In chapter five of Charles Dickens’ “A Tale of Two Cities,” we learn just exactly who Sydney Carton is. Carton is compared to Stryver as the jackal, doing all the work for Stryver, while Stryver gets the credit. Chapter 5 is where Carton’s story begins. Dickens uses personification and gloomy diction to describe his attitude towards Carton as sympathetic.
Using personification, Dickens starts the passage setting the scene Carton is in. Dickens says that, “the day was coldly looking in through its grimy windows. It seems as if the day is like this because of how Carton is. “Sadly, sadly the sun rose” shows more of Dickens’ sympathetic attitude towards Carton. We learn later in the chapter that the setting is how Dickens’ thinks of Carton’s life as cold, and sad.
Through a plethora of gloomy diction we gain more knowledge about Dickens’ compassionate and sympathetic attitude towards Carton.

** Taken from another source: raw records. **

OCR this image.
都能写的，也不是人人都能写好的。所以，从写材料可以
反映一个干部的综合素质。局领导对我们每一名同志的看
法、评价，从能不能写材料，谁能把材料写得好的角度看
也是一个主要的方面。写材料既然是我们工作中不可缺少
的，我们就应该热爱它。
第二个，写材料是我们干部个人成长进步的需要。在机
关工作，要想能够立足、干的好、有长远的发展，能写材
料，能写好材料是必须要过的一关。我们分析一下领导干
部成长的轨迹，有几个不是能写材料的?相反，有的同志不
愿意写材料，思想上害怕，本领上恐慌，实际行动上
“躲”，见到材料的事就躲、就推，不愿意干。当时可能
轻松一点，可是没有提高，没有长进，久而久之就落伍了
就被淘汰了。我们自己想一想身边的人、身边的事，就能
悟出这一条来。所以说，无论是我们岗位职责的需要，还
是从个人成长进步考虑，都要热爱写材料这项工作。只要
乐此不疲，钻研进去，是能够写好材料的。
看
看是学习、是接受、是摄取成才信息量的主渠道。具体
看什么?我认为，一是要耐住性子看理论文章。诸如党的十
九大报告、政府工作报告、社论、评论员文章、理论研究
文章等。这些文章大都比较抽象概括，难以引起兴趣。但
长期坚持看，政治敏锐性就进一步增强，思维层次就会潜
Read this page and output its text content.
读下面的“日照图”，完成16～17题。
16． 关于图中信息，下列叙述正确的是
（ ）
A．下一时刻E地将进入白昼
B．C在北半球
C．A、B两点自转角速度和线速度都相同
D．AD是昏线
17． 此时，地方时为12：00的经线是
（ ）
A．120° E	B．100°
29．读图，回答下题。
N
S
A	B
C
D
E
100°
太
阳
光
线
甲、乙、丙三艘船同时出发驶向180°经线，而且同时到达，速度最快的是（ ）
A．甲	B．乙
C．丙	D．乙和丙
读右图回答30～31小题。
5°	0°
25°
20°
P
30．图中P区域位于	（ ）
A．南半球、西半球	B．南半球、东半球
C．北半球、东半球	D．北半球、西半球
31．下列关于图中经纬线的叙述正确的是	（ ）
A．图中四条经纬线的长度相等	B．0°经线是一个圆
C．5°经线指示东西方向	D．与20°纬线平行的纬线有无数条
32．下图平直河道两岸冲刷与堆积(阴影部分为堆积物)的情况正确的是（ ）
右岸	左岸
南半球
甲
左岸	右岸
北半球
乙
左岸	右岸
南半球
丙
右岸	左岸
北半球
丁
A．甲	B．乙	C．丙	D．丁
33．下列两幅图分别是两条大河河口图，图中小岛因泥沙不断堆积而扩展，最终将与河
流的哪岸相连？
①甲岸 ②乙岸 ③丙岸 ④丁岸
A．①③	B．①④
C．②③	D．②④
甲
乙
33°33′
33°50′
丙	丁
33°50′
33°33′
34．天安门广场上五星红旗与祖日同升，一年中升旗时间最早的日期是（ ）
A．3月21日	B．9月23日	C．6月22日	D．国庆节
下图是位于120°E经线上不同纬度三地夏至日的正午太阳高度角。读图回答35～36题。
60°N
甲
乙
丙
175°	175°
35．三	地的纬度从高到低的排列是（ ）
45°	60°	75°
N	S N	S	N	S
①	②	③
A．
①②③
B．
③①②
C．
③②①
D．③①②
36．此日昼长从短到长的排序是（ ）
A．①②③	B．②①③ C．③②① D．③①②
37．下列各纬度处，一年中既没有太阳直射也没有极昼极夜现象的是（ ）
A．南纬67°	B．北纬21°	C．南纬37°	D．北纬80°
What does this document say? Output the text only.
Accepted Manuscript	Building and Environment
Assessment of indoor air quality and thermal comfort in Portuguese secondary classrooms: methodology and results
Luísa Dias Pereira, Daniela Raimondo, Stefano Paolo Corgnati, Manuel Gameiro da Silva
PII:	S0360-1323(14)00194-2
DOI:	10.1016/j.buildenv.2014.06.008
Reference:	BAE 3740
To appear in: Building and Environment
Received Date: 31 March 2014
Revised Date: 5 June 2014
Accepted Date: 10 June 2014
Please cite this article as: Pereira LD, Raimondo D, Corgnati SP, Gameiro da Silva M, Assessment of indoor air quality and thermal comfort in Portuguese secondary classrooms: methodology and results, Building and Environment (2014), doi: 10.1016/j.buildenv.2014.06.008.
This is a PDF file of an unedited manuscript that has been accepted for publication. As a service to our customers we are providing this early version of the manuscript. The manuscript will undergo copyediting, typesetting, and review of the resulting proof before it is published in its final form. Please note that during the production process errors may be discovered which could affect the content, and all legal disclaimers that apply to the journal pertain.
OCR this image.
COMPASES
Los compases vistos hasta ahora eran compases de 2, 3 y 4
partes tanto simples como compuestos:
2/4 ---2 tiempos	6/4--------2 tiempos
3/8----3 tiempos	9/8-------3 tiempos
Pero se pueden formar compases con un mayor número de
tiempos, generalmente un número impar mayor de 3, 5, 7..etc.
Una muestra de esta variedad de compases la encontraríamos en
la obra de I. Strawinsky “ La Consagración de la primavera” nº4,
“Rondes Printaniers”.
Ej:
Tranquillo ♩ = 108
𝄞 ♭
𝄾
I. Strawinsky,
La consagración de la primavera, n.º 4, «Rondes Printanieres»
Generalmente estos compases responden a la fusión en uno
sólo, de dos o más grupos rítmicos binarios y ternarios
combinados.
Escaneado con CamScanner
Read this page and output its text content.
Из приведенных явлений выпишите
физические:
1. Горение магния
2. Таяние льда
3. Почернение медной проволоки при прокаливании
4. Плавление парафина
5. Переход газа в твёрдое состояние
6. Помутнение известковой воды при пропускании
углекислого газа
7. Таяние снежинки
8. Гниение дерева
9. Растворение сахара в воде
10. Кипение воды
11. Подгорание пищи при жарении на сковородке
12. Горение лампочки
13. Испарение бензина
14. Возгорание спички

The setting is similar to how dickens feels that Carton’s life is. Dickens says that when Carton got out of the house the air was “cold and sad, the dull sky overcast, the river dark and dim, the whole scene like a lifeless desert.” Basically, Carton’s life is a lifeless desert. Dickens also uses connotation to show Carton’s emotion when he gets to his home. When Carton got home, he “threw himself down in his clothes on a neglected bed, and its pillow was wet with wasted tears” Carton was crying for his wasted life. Through Dickens’ choice of words, we learn how he sympathizes with him.
Everyone sympathizes with Carton. He is a smart and good person but he is incapable of finding his happiness and staying happy. It is easy to understand why Dickens has a sympathetic attitude towards Carton. We can’t help but hope that Carton gets himself together at one point in the story.